DATASET_COMMENT = "Easy synthetic dataset with one group of 1000 fraudsters"
n_users = 10000   # Number of users
n_items = 100     # Number of items
n_ratings = 30000 # Number of ratings
fraud_group_sizes = [(1000, 10)]
additive_noise = 0
subtractive_noise = 0

In [81]:
def build_synthetic_dataset(n_users: int, n_items: int, n_reviews: int, fraud_group_sizes: list):
    """ Creates the graph_u2p and labels for a synthetic dataset. 
        In the synthetic dataset generated, every fraudster will review every target item for their group.
        However, they may also have reviewed other items as well.
        This function can be used in combination with add_noise to add additional noise to the dataset.
    
    Args:
        n_users: Number of users in the dataset.
        n_items: Number of items in the dataset.
        n_reviews: Number of non-fraudulent reviews in the dataset.
        fraud_group_sizes: List of tuples. Each tuple is in format (n_users_in_group, n_items_targeted)

    Returns:
        graph_u2i: Sparse matrix of shape (n_users, n_items) with 1s in the positions where a user has reviewed an item.
        labels: array of labels for each user in the dataset. 1 if the user is fraudulent, 0 otherwise.
    """
    # Initialize empty graph_u2i and labels
    graph_u2i = csr_matrix((n_users, n_items), dtype=np.int8)
    labels = np.zeros(n_users, dtype=np.int8)
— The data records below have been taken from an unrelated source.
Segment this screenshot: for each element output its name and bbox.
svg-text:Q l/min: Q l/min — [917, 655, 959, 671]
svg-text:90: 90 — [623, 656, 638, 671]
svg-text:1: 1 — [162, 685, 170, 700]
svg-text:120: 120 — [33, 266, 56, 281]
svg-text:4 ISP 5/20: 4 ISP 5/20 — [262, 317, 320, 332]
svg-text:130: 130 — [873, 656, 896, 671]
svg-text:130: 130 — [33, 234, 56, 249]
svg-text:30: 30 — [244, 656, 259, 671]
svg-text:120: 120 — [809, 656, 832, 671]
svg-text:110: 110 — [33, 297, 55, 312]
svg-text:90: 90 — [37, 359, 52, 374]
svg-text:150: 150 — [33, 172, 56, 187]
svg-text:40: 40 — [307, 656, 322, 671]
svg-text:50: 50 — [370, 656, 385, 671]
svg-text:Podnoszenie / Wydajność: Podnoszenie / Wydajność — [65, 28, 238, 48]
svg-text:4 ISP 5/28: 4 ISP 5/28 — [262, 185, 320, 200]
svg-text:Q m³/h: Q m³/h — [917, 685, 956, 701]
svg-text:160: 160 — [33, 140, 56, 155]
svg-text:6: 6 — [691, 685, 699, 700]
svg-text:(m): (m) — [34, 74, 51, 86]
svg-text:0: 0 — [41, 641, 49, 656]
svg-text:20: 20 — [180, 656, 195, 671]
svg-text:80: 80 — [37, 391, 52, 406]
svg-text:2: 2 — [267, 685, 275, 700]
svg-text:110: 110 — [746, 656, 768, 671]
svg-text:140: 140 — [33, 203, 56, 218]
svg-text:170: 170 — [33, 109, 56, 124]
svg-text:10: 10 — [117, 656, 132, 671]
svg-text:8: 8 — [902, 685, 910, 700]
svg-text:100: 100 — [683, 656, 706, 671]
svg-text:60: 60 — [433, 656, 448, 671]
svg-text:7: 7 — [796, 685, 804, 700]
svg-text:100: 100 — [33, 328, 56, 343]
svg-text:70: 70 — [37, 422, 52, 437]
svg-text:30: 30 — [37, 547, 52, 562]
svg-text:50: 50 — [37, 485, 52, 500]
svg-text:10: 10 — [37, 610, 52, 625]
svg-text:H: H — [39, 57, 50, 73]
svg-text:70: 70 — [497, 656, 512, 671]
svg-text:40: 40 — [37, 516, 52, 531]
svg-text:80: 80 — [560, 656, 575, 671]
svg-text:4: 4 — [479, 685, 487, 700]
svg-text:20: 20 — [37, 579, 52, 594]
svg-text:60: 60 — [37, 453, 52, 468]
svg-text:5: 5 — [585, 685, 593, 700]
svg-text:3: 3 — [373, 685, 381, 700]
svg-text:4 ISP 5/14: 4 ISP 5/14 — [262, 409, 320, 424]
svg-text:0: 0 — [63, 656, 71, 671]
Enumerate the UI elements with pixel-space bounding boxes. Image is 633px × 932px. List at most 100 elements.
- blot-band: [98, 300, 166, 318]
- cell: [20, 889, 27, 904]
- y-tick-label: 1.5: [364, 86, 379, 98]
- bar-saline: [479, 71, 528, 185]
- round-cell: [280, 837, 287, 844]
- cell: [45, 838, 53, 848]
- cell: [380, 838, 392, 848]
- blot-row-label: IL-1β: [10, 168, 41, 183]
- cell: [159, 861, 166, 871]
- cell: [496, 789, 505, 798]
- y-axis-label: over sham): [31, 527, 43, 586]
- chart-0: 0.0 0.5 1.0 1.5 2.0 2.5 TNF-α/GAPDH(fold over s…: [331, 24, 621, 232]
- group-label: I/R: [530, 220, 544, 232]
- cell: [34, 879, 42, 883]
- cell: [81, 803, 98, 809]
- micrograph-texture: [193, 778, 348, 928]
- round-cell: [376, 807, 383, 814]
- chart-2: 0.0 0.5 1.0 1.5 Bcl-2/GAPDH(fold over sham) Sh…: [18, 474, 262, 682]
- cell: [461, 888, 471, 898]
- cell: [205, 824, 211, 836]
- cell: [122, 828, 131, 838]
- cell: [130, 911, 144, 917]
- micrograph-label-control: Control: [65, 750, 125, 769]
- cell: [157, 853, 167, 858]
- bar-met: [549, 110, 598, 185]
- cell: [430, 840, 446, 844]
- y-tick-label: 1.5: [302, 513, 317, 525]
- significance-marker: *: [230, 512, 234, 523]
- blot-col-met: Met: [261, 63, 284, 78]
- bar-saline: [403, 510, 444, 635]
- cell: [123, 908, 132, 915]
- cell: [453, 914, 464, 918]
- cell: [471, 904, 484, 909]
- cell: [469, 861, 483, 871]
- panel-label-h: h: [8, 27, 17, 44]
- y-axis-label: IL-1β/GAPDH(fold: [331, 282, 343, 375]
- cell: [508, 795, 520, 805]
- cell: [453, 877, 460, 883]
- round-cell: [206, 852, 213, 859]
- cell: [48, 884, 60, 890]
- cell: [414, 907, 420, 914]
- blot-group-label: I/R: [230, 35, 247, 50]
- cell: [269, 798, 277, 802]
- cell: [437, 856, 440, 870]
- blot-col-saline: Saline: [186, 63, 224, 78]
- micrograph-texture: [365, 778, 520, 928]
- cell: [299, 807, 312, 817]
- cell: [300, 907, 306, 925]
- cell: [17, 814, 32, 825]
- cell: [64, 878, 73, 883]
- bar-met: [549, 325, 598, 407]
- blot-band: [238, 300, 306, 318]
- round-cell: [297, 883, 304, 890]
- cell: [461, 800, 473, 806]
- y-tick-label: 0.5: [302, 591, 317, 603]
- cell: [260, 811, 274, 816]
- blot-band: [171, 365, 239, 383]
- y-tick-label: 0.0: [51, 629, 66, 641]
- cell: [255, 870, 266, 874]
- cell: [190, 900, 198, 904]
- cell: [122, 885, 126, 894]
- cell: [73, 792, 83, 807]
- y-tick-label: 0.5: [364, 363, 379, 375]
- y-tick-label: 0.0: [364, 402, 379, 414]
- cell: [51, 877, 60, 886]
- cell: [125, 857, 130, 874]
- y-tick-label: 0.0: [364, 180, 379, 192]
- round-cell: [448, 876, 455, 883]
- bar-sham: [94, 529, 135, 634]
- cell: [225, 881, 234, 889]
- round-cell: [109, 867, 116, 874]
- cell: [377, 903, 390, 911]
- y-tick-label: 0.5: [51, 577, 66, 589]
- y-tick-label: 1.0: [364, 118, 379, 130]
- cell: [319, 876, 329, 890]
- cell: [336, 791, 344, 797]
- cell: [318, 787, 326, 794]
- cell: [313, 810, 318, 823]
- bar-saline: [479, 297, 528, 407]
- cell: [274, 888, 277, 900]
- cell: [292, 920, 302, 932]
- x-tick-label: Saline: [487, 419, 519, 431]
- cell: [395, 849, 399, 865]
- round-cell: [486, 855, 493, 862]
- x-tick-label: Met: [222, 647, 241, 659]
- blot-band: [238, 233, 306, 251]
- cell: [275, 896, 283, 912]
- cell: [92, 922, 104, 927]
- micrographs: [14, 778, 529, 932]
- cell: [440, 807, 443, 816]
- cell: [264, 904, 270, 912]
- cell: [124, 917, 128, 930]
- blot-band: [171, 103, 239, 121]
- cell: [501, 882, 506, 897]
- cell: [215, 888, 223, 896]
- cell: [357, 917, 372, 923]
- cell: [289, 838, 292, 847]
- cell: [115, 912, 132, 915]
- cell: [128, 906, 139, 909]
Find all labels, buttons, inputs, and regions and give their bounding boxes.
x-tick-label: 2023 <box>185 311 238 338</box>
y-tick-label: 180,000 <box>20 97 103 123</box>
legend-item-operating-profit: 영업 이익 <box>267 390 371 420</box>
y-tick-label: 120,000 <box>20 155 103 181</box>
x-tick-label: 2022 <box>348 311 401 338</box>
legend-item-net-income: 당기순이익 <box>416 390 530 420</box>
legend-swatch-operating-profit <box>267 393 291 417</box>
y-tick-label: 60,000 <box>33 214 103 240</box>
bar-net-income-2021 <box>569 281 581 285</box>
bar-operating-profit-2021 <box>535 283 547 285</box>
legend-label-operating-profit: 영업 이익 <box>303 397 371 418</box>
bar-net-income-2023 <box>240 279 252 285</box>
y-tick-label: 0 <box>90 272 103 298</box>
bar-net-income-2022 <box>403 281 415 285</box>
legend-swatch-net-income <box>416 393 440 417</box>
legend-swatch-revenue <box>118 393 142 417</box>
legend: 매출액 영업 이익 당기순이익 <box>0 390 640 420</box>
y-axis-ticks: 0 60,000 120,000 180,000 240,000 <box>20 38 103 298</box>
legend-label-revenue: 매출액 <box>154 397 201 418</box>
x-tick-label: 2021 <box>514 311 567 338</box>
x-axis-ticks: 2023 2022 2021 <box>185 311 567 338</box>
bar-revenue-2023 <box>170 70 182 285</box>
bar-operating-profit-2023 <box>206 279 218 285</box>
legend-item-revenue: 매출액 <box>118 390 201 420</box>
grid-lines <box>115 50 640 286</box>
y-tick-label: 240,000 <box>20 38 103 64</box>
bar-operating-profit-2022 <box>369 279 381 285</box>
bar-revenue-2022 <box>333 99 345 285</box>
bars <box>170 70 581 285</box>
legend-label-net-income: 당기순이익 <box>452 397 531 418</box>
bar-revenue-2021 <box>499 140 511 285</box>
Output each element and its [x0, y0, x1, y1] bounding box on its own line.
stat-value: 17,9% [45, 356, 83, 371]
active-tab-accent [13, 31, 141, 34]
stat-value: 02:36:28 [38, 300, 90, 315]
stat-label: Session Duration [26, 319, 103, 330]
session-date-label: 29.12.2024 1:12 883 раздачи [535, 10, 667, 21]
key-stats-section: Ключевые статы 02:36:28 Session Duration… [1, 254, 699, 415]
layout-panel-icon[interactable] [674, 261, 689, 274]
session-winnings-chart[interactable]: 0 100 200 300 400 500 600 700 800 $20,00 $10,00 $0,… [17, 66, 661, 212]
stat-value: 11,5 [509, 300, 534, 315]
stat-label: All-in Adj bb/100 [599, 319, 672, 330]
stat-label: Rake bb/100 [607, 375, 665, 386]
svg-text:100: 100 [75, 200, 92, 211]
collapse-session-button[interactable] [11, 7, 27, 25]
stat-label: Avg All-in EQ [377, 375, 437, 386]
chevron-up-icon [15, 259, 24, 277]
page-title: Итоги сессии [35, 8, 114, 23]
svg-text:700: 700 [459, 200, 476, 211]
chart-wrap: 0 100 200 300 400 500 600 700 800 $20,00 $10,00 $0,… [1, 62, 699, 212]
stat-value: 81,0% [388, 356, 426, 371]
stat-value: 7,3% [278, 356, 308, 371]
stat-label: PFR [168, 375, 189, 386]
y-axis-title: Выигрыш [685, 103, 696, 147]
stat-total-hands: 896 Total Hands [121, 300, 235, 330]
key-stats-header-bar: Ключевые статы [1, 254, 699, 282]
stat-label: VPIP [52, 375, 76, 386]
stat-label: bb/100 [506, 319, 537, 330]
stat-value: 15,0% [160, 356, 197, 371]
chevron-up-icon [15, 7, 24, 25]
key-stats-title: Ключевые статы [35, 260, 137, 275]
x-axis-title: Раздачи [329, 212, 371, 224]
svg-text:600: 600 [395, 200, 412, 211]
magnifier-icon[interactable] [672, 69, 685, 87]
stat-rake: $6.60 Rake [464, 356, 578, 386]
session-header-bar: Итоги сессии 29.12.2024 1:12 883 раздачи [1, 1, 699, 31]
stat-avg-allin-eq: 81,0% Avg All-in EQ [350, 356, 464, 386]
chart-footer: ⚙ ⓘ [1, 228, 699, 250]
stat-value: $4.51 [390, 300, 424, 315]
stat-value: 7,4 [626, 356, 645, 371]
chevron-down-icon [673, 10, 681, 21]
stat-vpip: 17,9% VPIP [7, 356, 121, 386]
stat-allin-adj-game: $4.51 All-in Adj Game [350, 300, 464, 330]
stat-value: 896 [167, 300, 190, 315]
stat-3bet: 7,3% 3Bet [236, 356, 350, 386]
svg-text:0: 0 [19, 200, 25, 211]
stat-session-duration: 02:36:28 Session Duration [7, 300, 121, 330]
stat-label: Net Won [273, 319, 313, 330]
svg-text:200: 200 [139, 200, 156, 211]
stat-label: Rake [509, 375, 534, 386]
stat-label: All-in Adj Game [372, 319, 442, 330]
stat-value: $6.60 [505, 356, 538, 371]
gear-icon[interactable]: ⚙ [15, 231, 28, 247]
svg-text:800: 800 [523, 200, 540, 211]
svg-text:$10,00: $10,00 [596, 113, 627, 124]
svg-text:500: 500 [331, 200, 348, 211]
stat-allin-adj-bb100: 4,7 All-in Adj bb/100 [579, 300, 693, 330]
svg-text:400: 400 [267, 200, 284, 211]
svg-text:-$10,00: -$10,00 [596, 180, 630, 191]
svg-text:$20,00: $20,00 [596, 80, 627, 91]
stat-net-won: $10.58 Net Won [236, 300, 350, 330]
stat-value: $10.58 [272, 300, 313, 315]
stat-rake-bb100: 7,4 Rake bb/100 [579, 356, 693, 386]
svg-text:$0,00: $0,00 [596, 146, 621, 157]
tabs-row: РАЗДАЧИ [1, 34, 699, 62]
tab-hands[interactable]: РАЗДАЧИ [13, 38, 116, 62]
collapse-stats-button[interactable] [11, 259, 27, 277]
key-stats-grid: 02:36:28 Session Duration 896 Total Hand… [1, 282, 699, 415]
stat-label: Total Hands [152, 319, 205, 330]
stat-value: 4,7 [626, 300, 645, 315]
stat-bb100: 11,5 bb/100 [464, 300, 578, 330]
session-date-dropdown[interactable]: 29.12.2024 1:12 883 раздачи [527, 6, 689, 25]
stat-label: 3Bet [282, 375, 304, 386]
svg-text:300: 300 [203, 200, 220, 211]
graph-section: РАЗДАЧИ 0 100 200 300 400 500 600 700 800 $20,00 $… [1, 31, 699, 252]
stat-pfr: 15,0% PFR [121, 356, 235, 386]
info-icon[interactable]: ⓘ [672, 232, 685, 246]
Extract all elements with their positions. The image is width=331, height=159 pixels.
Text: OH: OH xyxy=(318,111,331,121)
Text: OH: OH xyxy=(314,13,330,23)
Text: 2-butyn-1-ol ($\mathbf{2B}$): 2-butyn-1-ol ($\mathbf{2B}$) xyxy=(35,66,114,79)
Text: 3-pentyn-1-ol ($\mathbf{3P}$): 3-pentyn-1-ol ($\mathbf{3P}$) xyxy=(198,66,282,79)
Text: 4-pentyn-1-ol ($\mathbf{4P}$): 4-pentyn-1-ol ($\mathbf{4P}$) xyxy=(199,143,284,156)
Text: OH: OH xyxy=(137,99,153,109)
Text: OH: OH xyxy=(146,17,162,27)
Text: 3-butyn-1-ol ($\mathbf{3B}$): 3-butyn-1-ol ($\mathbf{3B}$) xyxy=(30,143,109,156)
    # Generate non-fradulent reviews
    remaining_reviews = n_reviews
    remaining_users = n_users
    for user in range(n_users):
        avg_reviews_per_user = remaining_reviews / remaining_users
        num_to_review = int(np.random.normal(loc=avg_reviews_per_user, scale=avg_reviews_per_user/2))
        num_to_review = min(num_to_review, remaining_reviews, n_items)
        num_to_review = max(num_to_review, 1)
        
        # Fill the graph_u2i matrix with 1s
        items = np.random.choice(n_items, num_to_review, replace=False)
        graph_u2i[user, items] = 1
        
        # Update remaining reviews and users
        remaining_reviews -= num_to_review
        remaining_users -= 1

    # Generate fraudulent reviews
    # For each fraudulent group, randomly choose that many users to be fraudulent
    # For each fraudulent group, we will choose some number of items to target
    # All users in the fraudulent group will review all items in the group
    for group_size, num_items_targeted in fraud_group_sizes:
        users = np.random.choice(n_users, group_size, replace=False)
        items = np.random.choice(n_items, num_items_targeted, replace=False)
        graph_u2i[users[:, None], items] = 1
        labels[users] = 1
    
    return graph_u2i, labels

In [82]:
def add_noise_to_fraudsters(graph_u2i, labels, additive_noise, subtractive_noise):
    """ For each fraudster, this randomly adds and removes edges from the graph_u2i matrix.
    
    Args:
        graph_u2i: Sparse matrix of shape (n_users, n_items) with 1s in the positions where a user has reviewed an item.
        labels: array of labels for each user in the dataset. 1 if the user is fraudulent, 0 otherwise.
        additive_noise: number of edges to add to each fraudster
        subtractive_noise: number of edges to remove from each fraudster
    """

    # For each fraudster, add and remove edges
    fraudsters = np.where(labels == 1)[0]
    for fraudster in fraudsters:
        dense_row = graph_u2i[fraudster].toarray()[0]

        # Add edges     
        items_to_add = np.random.choice(np.where(dense_row == 0)[0], additive_noise, replace=False)
        graph_u2i[fraudster, items_to_add] = 1

        # Remove edges
        items_to_remove = np.random.choice(np.where(dense_row == 1)[0], subtractive_noise, replace=False)
        graph_u2i[fraudster, items_to_remove] = 0


In [83]:
graph_u2i, labels = build_synthetic_dataset(n_users, n_items, n_ratings, fraud_group_sizes)
add_noise_to_fraudsters(graph_u2i, labels, additive_noise, subtractive_noise)